Natasha A. Kelly is a communications scholar, sociologist, author, curator, artist and networker – and now also Professor of Global African Arts at the University of Bayreuth as well as the academic and artistic director of the Iwalewahaus. With her interdisciplinary approach, which connects scholarship, art and social engagement, she brings fresh impetus to research and teaching related to African Studies at the University of Bayreuth.
Kelly’s research interests range from Black German history, intersectionality and feminism to Afrofuturism. Her publications, including Afrokultur, Millis Erwachen and Schwarz. Deutsch. Weiblich, are regarded as seminal contributions to the critical examination of structural racism and cultural representation. Forty years ago, she herself moved from London, England, to Germany. “Migration is not a deficit but an asset for society as a whole,” she emphasises in conversation with UBTaktuell.
Her academic career began at the University of Münster, where she studied communications, sociology and English philology. After completing her doctorate in communications and sociology in Münster, she taught and lectured at numerous renowned national and international institutions, including Harvard and Oxford. With her appointment to the University of Bayreuth, Kelly now joins an excellent academic environment: “African Studies are among the founding pillars of the University of Bayreuth. They are not merely an add-on nor precariously funded; instead, there is a genuine structure here that can be built upon in the long term. That is unique in Germany,” she says.

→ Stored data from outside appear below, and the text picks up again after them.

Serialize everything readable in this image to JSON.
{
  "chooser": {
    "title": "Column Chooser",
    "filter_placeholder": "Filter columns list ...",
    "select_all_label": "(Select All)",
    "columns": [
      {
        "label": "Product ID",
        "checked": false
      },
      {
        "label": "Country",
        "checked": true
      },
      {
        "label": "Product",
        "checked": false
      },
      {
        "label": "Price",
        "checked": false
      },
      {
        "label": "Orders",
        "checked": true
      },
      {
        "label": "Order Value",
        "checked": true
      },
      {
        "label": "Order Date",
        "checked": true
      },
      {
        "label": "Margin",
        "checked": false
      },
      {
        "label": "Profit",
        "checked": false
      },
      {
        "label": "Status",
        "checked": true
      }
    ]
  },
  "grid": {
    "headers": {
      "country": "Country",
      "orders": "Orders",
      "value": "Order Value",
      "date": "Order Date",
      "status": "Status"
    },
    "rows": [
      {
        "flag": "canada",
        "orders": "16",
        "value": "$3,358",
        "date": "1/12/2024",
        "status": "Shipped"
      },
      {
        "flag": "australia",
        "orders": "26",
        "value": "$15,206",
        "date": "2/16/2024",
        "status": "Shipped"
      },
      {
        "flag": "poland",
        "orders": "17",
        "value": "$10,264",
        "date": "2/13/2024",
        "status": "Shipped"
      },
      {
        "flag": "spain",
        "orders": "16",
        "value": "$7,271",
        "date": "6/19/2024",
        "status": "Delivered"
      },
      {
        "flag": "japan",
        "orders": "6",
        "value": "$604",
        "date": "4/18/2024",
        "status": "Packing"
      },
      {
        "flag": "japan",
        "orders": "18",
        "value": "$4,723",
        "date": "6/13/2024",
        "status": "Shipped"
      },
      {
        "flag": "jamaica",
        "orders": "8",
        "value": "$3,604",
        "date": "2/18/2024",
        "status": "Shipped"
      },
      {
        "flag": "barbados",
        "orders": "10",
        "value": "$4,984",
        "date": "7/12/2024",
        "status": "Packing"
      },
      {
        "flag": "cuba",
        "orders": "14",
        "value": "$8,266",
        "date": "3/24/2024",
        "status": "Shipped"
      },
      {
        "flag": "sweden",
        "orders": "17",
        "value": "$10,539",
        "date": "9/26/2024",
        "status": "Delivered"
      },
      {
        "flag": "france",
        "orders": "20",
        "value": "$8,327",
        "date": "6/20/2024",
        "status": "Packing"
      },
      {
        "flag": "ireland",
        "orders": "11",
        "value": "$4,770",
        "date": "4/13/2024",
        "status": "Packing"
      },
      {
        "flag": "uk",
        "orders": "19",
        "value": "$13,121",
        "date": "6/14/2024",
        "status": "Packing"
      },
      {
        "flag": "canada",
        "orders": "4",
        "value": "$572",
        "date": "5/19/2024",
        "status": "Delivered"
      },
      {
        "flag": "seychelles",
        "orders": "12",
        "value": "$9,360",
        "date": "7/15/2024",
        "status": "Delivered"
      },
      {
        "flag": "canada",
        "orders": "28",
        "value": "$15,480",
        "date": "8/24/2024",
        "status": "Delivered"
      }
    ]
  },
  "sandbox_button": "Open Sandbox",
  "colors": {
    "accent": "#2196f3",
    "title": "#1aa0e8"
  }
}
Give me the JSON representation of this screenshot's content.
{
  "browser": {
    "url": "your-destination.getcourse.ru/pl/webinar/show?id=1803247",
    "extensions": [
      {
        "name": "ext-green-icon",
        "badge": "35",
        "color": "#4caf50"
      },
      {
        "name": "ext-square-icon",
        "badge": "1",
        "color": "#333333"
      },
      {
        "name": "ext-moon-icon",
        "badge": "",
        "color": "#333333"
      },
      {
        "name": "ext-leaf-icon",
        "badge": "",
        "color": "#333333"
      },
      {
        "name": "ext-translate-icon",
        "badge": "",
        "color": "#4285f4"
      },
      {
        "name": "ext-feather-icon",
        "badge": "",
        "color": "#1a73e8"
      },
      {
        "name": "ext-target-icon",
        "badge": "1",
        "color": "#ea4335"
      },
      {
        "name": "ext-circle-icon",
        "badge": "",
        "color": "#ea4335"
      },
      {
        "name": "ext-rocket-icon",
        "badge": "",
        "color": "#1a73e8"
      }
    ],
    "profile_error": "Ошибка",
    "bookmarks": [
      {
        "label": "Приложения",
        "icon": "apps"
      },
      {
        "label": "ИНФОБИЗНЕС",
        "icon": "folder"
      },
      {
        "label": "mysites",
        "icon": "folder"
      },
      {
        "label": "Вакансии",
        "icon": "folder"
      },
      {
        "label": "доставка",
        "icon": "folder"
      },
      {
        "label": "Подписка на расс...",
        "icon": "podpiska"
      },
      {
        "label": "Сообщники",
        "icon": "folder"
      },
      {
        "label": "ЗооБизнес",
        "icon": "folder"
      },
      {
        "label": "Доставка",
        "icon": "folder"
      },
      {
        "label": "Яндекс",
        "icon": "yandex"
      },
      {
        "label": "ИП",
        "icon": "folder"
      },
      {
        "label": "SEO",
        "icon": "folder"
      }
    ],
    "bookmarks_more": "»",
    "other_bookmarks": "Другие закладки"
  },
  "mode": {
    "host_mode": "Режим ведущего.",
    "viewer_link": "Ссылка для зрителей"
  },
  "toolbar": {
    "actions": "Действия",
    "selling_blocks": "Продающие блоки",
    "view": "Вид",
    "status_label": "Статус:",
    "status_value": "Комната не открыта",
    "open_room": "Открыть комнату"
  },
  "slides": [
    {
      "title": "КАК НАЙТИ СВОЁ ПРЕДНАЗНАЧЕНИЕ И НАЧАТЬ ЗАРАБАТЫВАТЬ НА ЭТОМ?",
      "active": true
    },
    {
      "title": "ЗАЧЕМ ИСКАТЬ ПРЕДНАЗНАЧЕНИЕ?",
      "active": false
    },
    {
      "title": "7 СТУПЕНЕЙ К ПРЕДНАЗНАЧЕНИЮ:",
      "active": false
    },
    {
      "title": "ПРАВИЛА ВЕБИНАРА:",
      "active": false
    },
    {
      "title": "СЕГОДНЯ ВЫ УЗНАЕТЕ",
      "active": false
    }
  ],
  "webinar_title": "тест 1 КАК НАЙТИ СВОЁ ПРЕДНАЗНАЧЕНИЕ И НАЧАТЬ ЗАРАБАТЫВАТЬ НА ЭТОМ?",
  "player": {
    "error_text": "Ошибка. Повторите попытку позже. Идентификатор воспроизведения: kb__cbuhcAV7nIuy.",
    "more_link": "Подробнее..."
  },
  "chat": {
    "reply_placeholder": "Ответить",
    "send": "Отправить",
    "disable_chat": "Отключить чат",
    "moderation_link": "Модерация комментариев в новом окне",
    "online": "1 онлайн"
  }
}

The Chair of Global African Arts is also unique in Germany. “At a time when African art history is being cut back or disappearing entirely at other universities, my chair holds major significance both nationally and internationally,” Kelly notes. She aims to open up the research field of African art, rethink it globally, and in doing so create worldwide visibility for this important subject. For Kelly, art is a broad concept that does not only encompass history, but also serves as a space for action that can help shape society.